Néblon : la soirée festive tourne au drame à l'auberge du Cobaye

En 1938, sans raison aucune, dans cette belle région condrusienne, à Néblon, un père se dispute avec sa fille et lui tire dessus.

Thierry DELGAUDINNE

À trois kilomètres de Hamoir et à deux lieues d'Ocquier, le long de la grand-route qui relie ces deux localités, on trouve une agglomération d'une vingtaine d'habitations. C'est Néblon le Pierreux, pittoresque à souhait, blotti dans une clairière au coeur d'une petite forêt. Le Néblon, joli ruisseau la traverse.

Bien souvent des touristes s'y arrêtent, séduits parce que ce lieu a de calme, de reposant. Le nom du hameau, souvent, ils l'ignorent.

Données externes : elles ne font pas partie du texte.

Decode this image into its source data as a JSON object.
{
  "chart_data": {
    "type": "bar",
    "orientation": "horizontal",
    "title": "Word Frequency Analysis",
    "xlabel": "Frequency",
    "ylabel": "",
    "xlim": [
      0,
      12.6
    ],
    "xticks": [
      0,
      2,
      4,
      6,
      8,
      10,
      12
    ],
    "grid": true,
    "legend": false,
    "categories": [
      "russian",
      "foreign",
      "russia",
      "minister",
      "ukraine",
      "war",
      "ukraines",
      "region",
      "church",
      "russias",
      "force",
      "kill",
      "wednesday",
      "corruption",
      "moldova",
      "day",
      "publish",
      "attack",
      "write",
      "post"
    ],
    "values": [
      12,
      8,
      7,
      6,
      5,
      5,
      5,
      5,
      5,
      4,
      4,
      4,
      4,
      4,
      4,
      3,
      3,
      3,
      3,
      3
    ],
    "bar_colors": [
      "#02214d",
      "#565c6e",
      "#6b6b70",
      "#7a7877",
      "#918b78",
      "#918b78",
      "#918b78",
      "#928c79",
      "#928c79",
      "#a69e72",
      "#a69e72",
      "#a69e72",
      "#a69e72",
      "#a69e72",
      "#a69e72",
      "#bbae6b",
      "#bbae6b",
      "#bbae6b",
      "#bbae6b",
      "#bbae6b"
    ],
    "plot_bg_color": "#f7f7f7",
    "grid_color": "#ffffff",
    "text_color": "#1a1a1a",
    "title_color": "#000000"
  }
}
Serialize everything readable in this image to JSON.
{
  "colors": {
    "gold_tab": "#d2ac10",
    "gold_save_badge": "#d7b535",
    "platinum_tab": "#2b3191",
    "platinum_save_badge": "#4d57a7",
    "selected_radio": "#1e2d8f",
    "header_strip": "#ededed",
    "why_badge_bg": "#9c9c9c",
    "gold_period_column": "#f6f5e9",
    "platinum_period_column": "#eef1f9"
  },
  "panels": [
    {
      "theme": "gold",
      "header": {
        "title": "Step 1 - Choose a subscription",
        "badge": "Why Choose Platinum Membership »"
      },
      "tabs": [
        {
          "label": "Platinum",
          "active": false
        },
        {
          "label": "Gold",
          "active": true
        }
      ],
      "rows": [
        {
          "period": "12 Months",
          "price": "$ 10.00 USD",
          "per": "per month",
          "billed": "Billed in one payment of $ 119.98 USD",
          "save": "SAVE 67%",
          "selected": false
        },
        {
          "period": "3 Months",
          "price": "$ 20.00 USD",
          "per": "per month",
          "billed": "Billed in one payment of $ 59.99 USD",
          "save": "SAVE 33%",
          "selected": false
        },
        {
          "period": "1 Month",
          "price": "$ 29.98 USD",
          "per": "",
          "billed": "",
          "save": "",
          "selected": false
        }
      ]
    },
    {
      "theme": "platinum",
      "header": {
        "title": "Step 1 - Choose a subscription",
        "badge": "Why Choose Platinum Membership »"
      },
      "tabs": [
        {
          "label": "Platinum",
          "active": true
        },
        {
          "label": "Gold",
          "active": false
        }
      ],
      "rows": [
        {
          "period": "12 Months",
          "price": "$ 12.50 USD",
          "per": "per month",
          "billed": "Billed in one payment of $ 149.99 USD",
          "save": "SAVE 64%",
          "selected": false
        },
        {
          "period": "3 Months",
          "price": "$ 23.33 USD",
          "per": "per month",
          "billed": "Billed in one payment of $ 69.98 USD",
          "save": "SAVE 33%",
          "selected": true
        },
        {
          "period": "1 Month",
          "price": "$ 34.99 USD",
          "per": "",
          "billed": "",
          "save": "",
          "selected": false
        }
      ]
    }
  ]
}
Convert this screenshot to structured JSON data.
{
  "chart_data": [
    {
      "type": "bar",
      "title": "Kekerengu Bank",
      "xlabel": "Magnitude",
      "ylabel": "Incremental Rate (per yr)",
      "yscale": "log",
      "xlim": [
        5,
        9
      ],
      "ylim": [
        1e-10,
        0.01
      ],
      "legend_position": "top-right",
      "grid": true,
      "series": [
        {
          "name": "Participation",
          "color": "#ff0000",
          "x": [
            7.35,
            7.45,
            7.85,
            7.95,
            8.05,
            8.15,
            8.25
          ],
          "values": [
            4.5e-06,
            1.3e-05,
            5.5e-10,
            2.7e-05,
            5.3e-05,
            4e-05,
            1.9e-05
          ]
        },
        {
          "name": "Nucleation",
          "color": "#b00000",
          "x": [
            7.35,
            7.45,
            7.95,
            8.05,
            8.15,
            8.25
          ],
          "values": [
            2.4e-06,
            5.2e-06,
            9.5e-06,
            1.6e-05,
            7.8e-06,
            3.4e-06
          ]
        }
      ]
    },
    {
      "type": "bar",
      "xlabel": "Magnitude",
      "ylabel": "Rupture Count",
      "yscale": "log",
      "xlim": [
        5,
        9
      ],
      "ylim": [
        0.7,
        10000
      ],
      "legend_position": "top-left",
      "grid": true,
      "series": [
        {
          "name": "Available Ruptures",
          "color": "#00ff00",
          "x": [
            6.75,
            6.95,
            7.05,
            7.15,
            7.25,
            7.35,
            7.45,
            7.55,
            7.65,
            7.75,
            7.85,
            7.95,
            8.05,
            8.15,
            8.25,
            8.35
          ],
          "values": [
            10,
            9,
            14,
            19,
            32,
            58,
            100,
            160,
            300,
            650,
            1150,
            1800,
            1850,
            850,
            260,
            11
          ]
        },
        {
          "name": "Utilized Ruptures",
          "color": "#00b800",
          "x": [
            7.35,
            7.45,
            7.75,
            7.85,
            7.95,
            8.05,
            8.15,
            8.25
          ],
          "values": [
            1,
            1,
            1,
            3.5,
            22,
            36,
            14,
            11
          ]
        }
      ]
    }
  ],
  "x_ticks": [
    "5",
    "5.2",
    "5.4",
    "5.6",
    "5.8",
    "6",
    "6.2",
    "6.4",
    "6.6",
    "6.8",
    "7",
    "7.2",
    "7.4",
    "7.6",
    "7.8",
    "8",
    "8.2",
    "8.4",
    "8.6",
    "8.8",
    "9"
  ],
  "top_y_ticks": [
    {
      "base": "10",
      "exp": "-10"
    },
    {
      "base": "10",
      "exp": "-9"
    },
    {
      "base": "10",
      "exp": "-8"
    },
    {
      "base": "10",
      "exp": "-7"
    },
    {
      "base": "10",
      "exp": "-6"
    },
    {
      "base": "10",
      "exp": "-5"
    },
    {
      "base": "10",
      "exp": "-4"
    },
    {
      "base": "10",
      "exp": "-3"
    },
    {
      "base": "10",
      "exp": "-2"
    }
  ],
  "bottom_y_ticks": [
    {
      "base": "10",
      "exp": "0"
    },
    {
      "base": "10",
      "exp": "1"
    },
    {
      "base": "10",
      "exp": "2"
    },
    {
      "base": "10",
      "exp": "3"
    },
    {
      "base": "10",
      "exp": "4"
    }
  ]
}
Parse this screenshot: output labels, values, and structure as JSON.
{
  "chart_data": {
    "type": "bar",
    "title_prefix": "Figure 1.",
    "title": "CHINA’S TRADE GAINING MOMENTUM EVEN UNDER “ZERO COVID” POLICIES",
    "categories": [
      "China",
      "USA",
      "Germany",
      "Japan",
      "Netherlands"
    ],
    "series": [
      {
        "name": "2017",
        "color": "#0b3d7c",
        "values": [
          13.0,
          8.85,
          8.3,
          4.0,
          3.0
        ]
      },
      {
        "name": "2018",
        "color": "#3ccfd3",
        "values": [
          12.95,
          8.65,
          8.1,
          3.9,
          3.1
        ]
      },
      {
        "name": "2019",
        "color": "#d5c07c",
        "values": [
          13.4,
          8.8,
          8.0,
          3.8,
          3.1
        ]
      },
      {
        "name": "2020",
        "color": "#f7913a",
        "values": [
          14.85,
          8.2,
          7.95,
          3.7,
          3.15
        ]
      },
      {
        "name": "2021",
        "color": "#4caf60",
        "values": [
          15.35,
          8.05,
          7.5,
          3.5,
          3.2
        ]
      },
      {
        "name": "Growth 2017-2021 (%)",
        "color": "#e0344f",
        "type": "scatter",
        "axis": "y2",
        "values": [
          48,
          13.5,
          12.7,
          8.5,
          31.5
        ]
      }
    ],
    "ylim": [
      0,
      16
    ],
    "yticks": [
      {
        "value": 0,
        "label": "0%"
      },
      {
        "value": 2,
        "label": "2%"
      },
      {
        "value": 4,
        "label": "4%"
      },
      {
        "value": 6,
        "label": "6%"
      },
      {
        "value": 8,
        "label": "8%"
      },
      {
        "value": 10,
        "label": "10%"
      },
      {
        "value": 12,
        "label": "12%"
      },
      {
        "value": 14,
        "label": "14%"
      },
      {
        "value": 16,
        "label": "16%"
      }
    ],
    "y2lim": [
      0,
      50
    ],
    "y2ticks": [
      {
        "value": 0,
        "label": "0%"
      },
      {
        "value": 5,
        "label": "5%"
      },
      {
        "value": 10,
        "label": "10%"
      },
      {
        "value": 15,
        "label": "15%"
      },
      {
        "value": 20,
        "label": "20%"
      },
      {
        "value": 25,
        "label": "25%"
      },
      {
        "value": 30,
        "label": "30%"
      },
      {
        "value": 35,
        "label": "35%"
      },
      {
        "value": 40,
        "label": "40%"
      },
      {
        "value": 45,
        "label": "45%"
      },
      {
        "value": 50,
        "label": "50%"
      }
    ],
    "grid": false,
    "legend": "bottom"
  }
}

En 1938, à l'entrée de ce hameau de la commune d'Ouffet, à vingt mètres de l'auberge du Beau-Séjour, se trouvait une maison portant le numéro 428. Une haie vivace cachait la terrasse séparant l'habitation de la route, et où se trouvaient quelques chaises et une table.

De construction ancienne, la demeure a été aménagée en une villa qui porte le nom d'Auberge du Cobaye. Une loggia surplombée d'un petit balcon, le tout peint en blanc, quelques couleurs vives, le toit bas de tuiles rouges, c'est sans doute des éléments qui lui ont fait décerner le titre de villa.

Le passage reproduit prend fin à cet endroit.